Seo Seoa

Personal information
- Native name: 서서아
- Nickname: Princess of Pool
- Nationality: South Korean
- Born: November 27, 2002 (age 23) Gwangju, South Korea
- Years active: 2020s–present

Pool career
- Events: Nine-ball, Ten-ball
- Turned pro: 2018

Tournament wins
- World Champion: Nine-ball (2025)

= Seo Seoa =

South Korean pool player (born 2002)

Seo Seoa (Note: The given name "Seoa" is also spelled SeoA and Seo-ah.) (born November 27, 2002) is a South Korean professional pool player known for her performances in international nine‑ball and ten-ball competitions. Often referred to as the "Princess of Pool" she competes in both women's and mixed-gender tournaments.

Seo was born in Gwangju, South Korea. She won the 2025 WPA Women's World Nine-ball Championship. Seo is the second South Korean to win the WPA Women's World Nine-ball Championship since Kim Ga-young in 2004 and 2006. She is recognized as a WPBA Elite Pro.

== Career ==
Seo began playing pool in 2013 after her parents encouraged her to take up a sport. In 2017, she competed in the World Junior 9‑Ball Championship in Moscow. Fourteen at the time, she lost in the qualifying rounds to eventual champion—and future rival—Kristina Tkach, 18, before rallying to finish in the top eight. She returned in 2018 and advanced all the way to the final, finishing as runner‑up. After returning home, she left high school in Gwangju and moved to Seoul to train at the Pocket Academy run by Kim Ga-young. In June of the following year, at age 16, she won her first women's national championship.

Seo has competed on the international professional pool circuit, representing South Korea in major nine‑ball tournaments. In July 2025, she became one of the few women to advance to the last 64 of the prestigious World Pool Championship, after defeating two-time world champion Albin Ouschan 9–2 in the early rounds of the event in Jeddah, Saudi Arabia. She was the only female competitor in the field and stood one win away from becoming the first woman to reach the last 32 at the World Pool Championship. She has also competed in domestic events such as the Namwon National Pocket Billiards Championship, where she won the women's division.

Earlier in the 2025 season, Seo won the World 10‑Ball Open (Little Monster International Women's 10‑Ball Open) in Gandia, Spain, defeating world No. 8 Kelly Fisher in the final. She did this shortly after winning the Korean Sport & Olympic Committee President's Cup, demonstrating strong performances in both domestic and international competition.

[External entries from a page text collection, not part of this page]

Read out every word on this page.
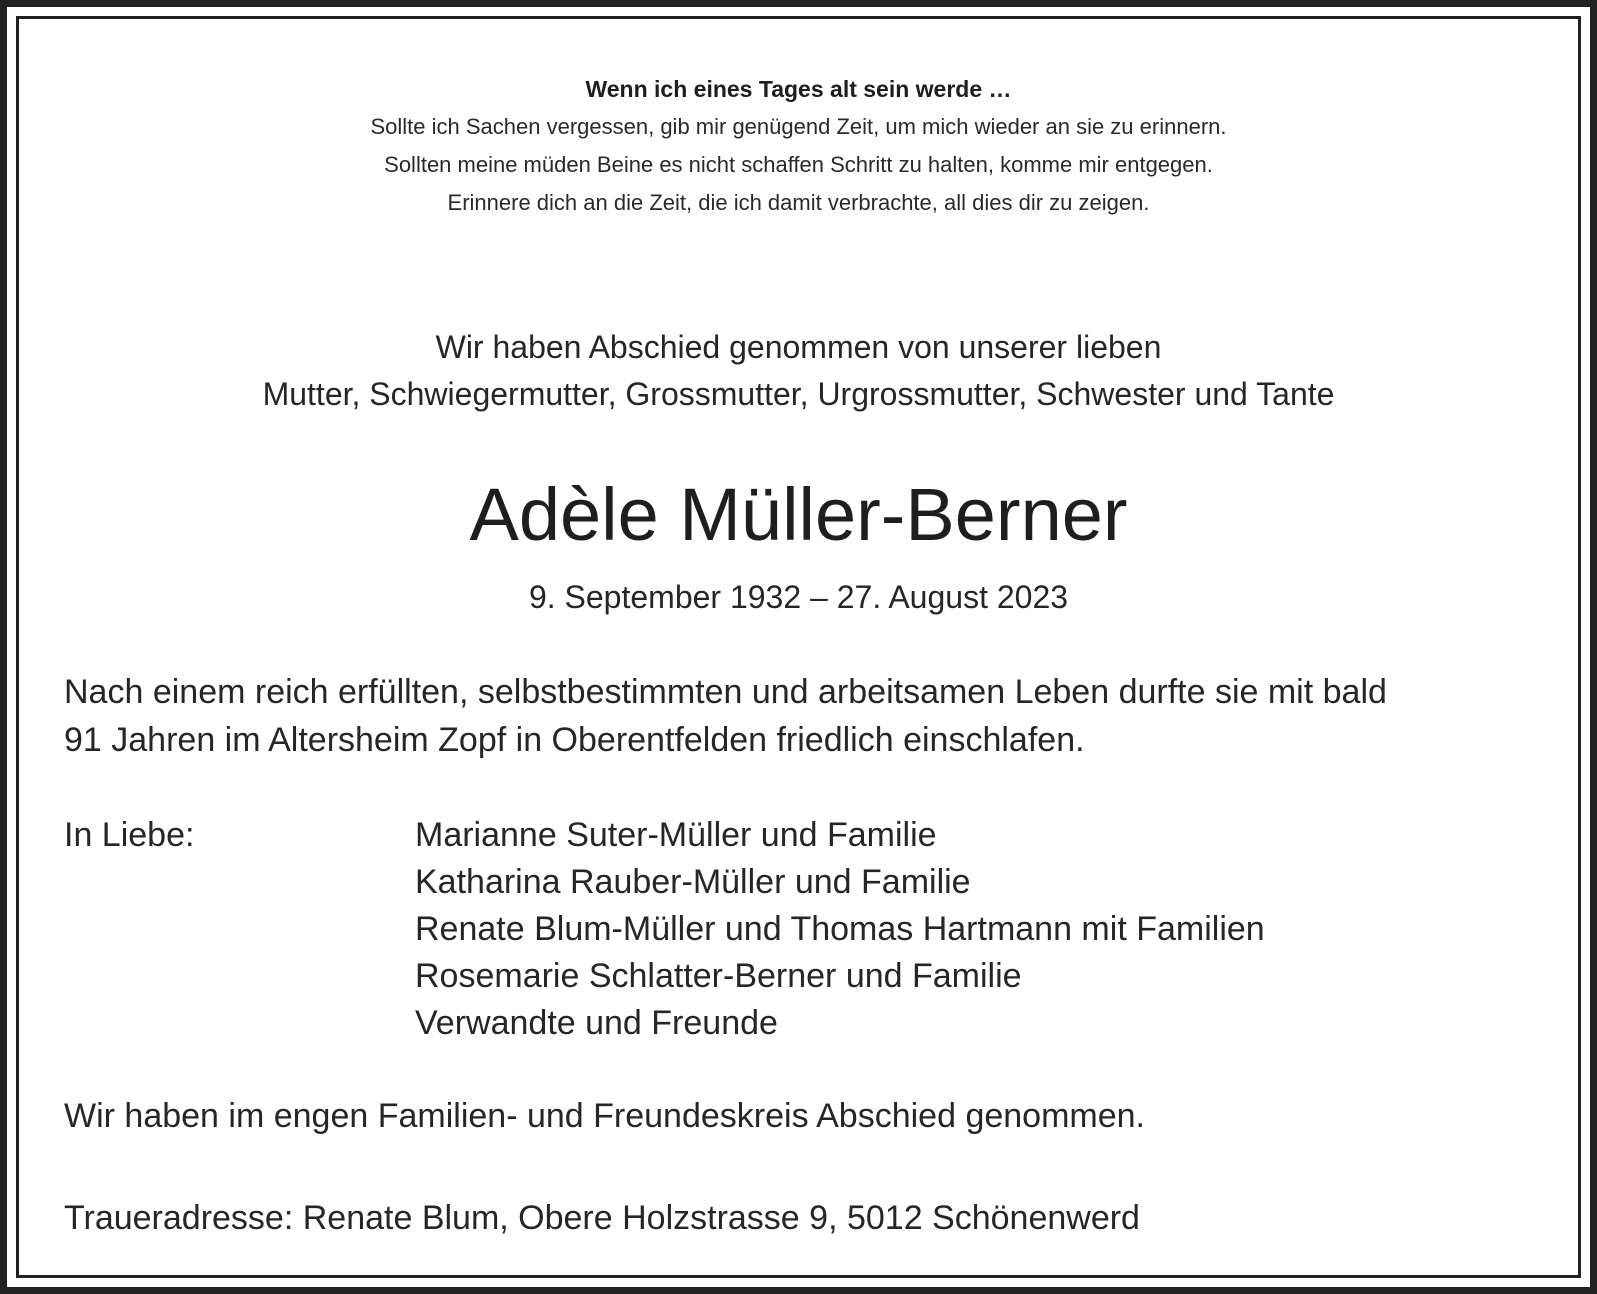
Wenn ich eines Tages alt sein werde …
Sollte ich Sachen vergessen, gib mir genügend Zeit, um mich wieder an sie zu erinnern.
Sollten meine müden Beine es nicht schaffen Schritt zu halten, komme mir entgegen.
Erinnere dich an die Zeit, die ich damit verbrachte, all dies dir zu zeigen.
Wir haben Abschied genommen von unserer lieben
Mutter, Schwiegermutter, Grossmutter, Urgrossmutter, Schwester und Tante
Adèle Müller-Berner
9. September 1932 – 27. August 2023
Nach einem reich erfüllten, selbstbestimmten und arbeitsamen Leben durfte sie mit bald
91 Jahren im Altersheim Zopf in Oberentfelden friedlich einschlafen.
In Liebe:	Marianne Suter-Müller und Familie
Katharina Rauber-Müller und Familie
Renate Blum-Müller und Thomas Hartmann mit Familien
Rosemarie Schlatter-Berner und Familie
Verwandte und Freunde
Wir haben im engen Familien- und Freundeskreis Abschied genommen.
Traueradresse: Renate Blum, Obere Holzstrasse 9, 5012 Schönenwerd
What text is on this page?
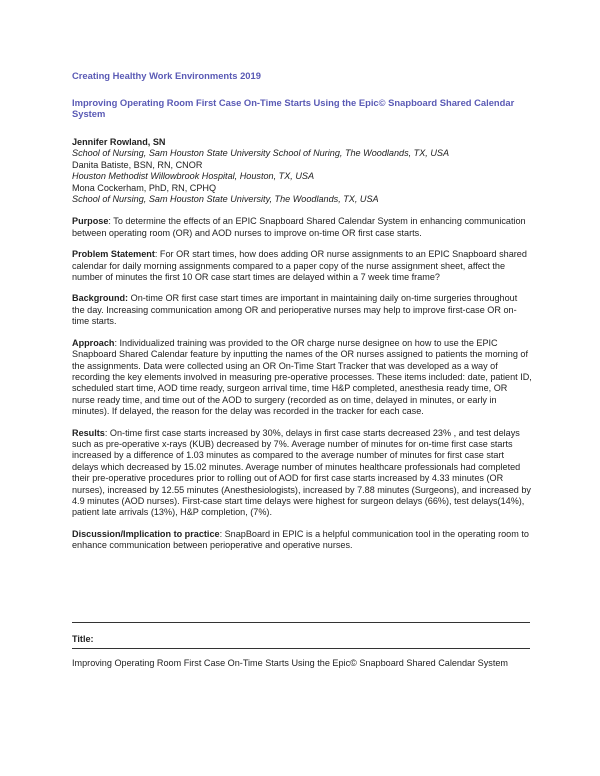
Creating Healthy Work Environments 2019
Improving Operating Room First Case On-Time Starts Using the Epic© Snapboard Shared Calendar System
Jennifer Rowland, SN
School of Nursing, Sam Houston State University School of Nuring, The Woodlands, TX, USA
Danita Batiste, BSN, RN, CNOR
Houston Methodist Willowbrook Hospital, Houston, TX, USA
Mona Cockerham, PhD, RN, CPHQ
School of Nursing, Sam Houston State University, The Woodlands, TX, USA
Purpose: To determine the effects of an EPIC Snapboard Shared Calendar System in enhancing communication between operating room (OR) and AOD nurses to improve on-time OR first case starts.
Problem Statement: For OR start times, how does adding OR nurse assignments to an EPIC Snapboard shared calendar for daily morning assignments compared to a paper copy of the nurse assignment sheet, affect the number of minutes the first 10 OR case start times are delayed within a 7 week time frame?
Background: On-time OR first case start times are important in maintaining daily on-time surgeries throughout the day. Increasing communication among OR and perioperative nurses may help to improve first-case OR on-time starts.
Approach: Individualized training was provided to the OR charge nurse designee on how to use the EPIC Snapboard Shared Calendar feature by inputting the names of the OR nurses assigned to patients the morning of the assignments. Data were collected using an OR On-Time Start Tracker that was developed as a way of recording the key elements involved in measuring pre-operative processes. These items included: date, patient ID, scheduled start time, AOD time ready, surgeon arrival time, time H&P completed, anesthesia ready time, OR nurse ready time, and time out of the AOD to surgery (recorded as on time, delayed in minutes, or early in minutes). If delayed, the reason for the delay was recorded in the tracker for each case.
Results: On-time first case starts increased by 30%, delays in first case starts decreased 23% , and test delays such as pre-operative x-rays (KUB) decreased by 7%. Average number of minutes for on-time first case starts increased by a difference of 1.03 minutes as compared to the average number of minutes for first case start delays which decreased by 15.02 minutes. Average number of minutes healthcare professionals had completed their pre-operative procedures prior to rolling out of AOD for first case starts increased by 4.33 minutes (OR nurses), increased by 12.55 minutes (Anesthesiologists), increased by 7.88 minutes (Surgeons), and increased by 4.9 minutes (AOD nurses). First-case start time delays were highest for surgeon delays (66%), test delays(14%), patient late arrivals (13%), H&P completion, (7%).
Discussion/Implication to practice: SnapBoard in EPIC is a helpful communication tool in the operating room to enhance communication between perioperative and operative nurses.
Title:
Improving Operating Room First Case On-Time Starts Using the Epic© Snapboard Shared Calendar System
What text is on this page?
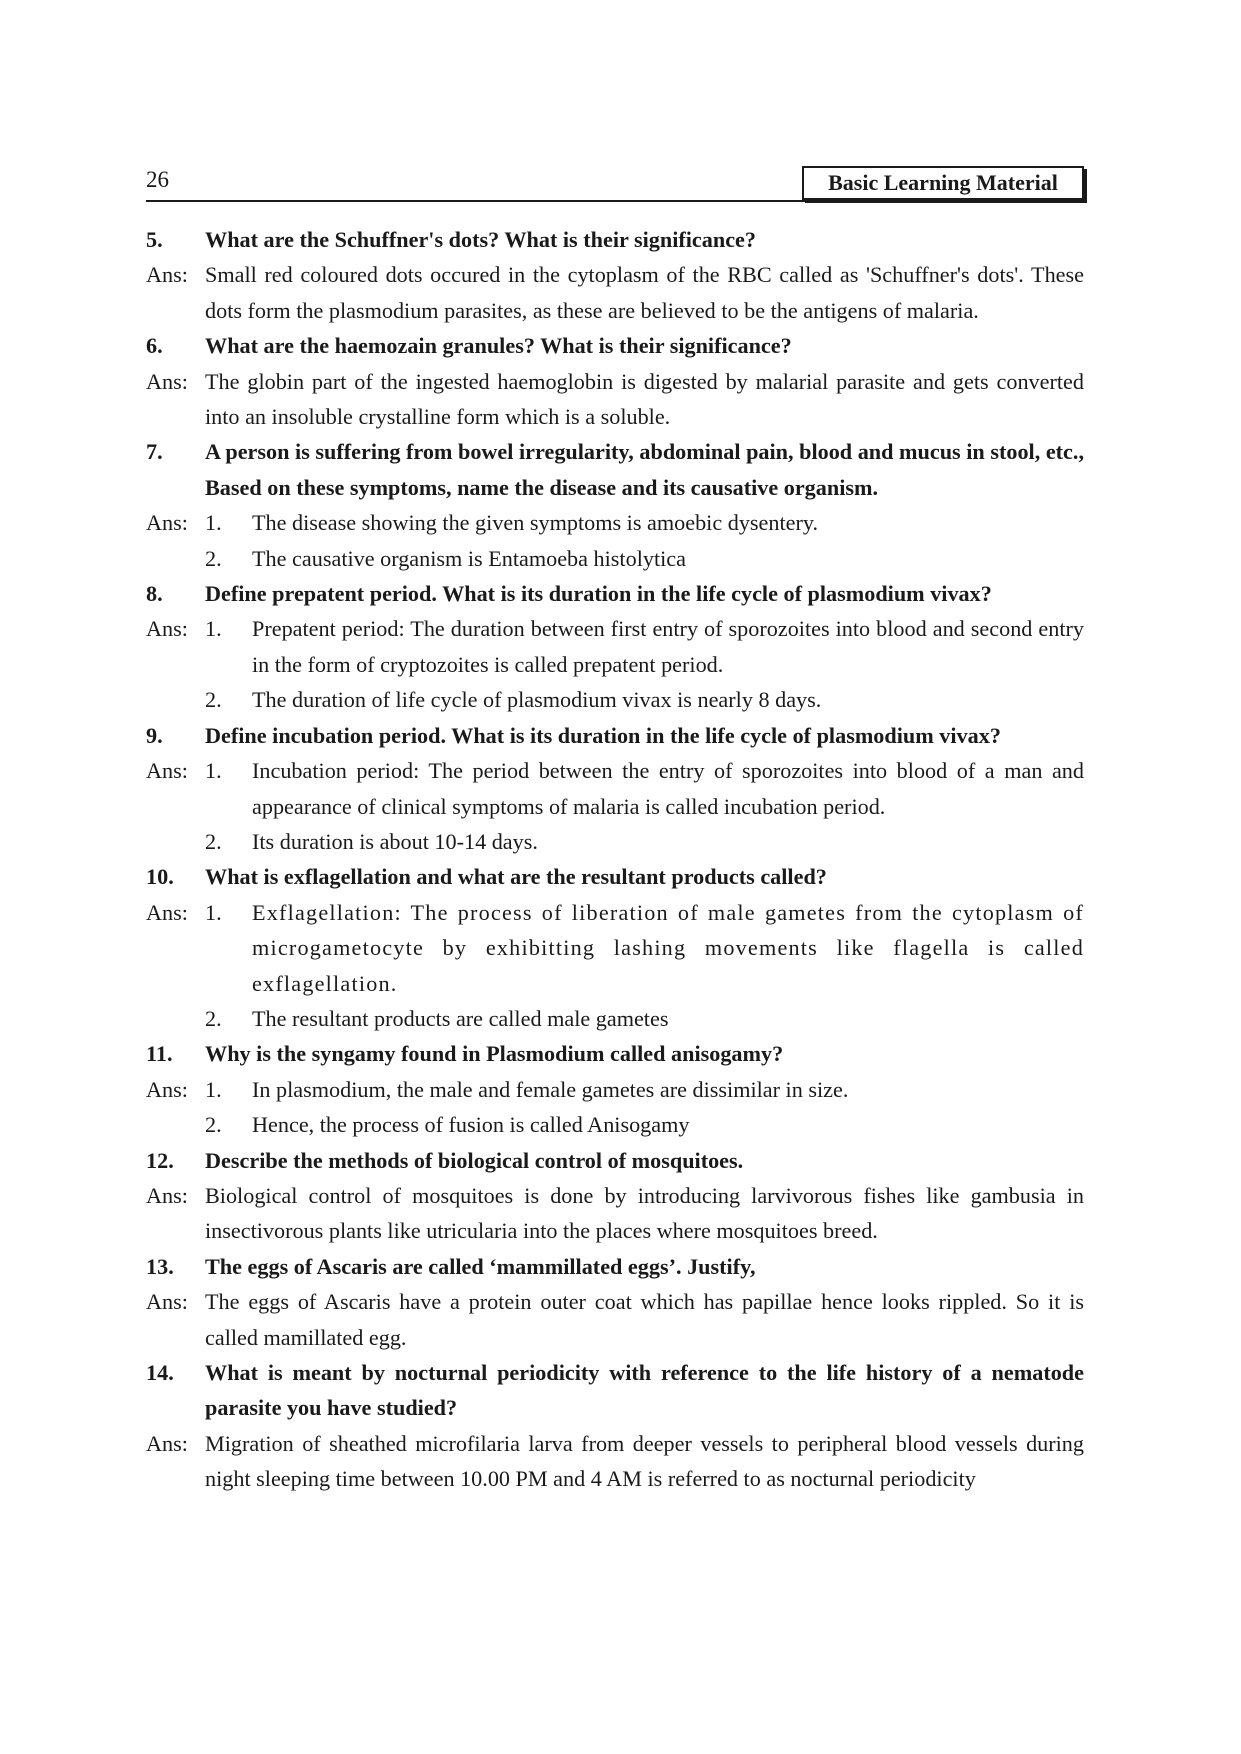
26	Basic Learning Material
5.	What are the Schuffner's dots? What is their significance?
Ans: Small red coloured dots occured in the cytoplasm of the RBC called as 'Schuffner's dots'. These dots form the plasmodium parasites, as these are believed to be the antigens of malaria.
6.	What are the haemozain granules? What is their significance?
Ans: The globin part of the ingested haemoglobin is digested by malarial parasite and gets converted into an insoluble crystalline form which is a soluble.
7.	A person is suffering from bowel irregularity, abdominal pain, blood and mucus in stool, etc., Based on these symptoms, name the disease and its causative organism.
Ans: 1.	The disease showing the given symptoms is amoebic dysentery.
2.	The causative organism is Entamoeba histolytica
8.	Define prepatent period. What is its duration in the life cycle of plasmodium vivax?
Ans: 1.	Prepatent period: The duration between first entry of sporozoites into blood and second entry in the form of cryptozoites is called prepatent period.
2.	The duration of life cycle of plasmodium vivax is nearly 8 days.
9.	Define incubation period. What is its duration in the life cycle of plasmodium vivax?
Ans: 1.	Incubation period: The period between the entry of sporozoites into blood of a man and appearance of clinical symptoms of malaria is called incubation period.
2.	Its duration is about 10-14 days.
10.	What is exflagellation and what are the resultant products called?
Ans: 1.	Exflagellation: The process of liberation of male gametes from the cytoplasm of microgametocyte by exhibitting lashing movements like flagella is called exflagellation.
2.	The resultant products are called male gametes
11.	Why is the syngamy found in Plasmodium called anisogamy?
Ans: 1.	In plasmodium, the male and female gametes are dissimilar in size.
2.	Hence, the process of fusion is called Anisogamy
12.	Describe the methods of biological control of mosquitoes.
Ans: Biological control of mosquitoes is done by introducing larvivorous fishes like gambusia in insectivorous plants like utricularia into the places where mosquitoes breed.
13.	The eggs of Ascaris are called ‘mammillated eggs’. Justify,
Ans: The eggs of Ascaris have a protein outer coat which has papillae hence looks rippled. So it is called mamillated egg.
14.	What is meant by nocturnal periodicity with reference to the life history of a nematode parasite you have studied?
Ans: Migration of sheathed microfilaria larva from deeper vessels to peripheral blood vessels during night sleeping time between 10.00 PM and 4 AM is referred to as nocturnal periodicity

Seo has also captured titles in regional events, including a victory at the Indonesian International Open as part of the Predator Pro Billiard Series in Jakarta.

== Championships ==

| Year | Event | Location | Result |
|---|---|---|---|
| 2019 | Korean 10-Ball National Championship (Muan Hwangto Onion Cup) | Muan-gun, S. Korea | Winner |
| 2021 | Korean 10-Ball National Championship (President's Cup) | South Korea | Winner |
| 2023 | 2023 WPA Women's World Nine-ball Championship | Atlantic City, NJ | 3rd Place |
| 2023 | Korean 10-Ball National Championship (Namwon) | Namwon, S. Korea | Winner |
| 2023 | Alfa Las Vegas Women's 10-Ball Open (Predator Pro Series) | Las Vegas | Winner |
| 2024 | Korean 10-Ball National Championship (Namwon) | Namwon, S. Korea | Winner |
| 2024 | All Japan Championship | Amagasaki, Japan | Winner |
| 2024 | 2024 WPA Women's World 10-Ball Championship | Puerto Rico | Runner-up |
| 2025 | Little Monster Women's 10‑Ball Open (Predator Pro Series) | Gandia, Spain | Winner |
| 2025 | Indonesia International Women's 10-Balll Open (Predator Pro Series) | Jakarta, Indonesia | Winner |
| 2025 | Korean 10-Ball National Championship (President's Cup) | South Korea | Winner |
| 2025 | 2025 WPA Women's World Nine-ball Championship | Jacksonville, Florida | Winner |

== Impact ==
Seo's run at the World Pool Championship in 2025 was reported as a landmark performance for a female player in an open professional event, attracting attention from international sports media.

== Personal life ==
Seoa has been a member of the Korea national pocket billiards team and has received extended corporate support through sponsorship from LG U+, which confirmed continued backing for her and teammate Lee Ha‑rin through 2027. Seoa currently resides in Incheon, South Korea.
Seoa is currently in a relationship with fellow Pool Player Robbie Capito of Hong Kong.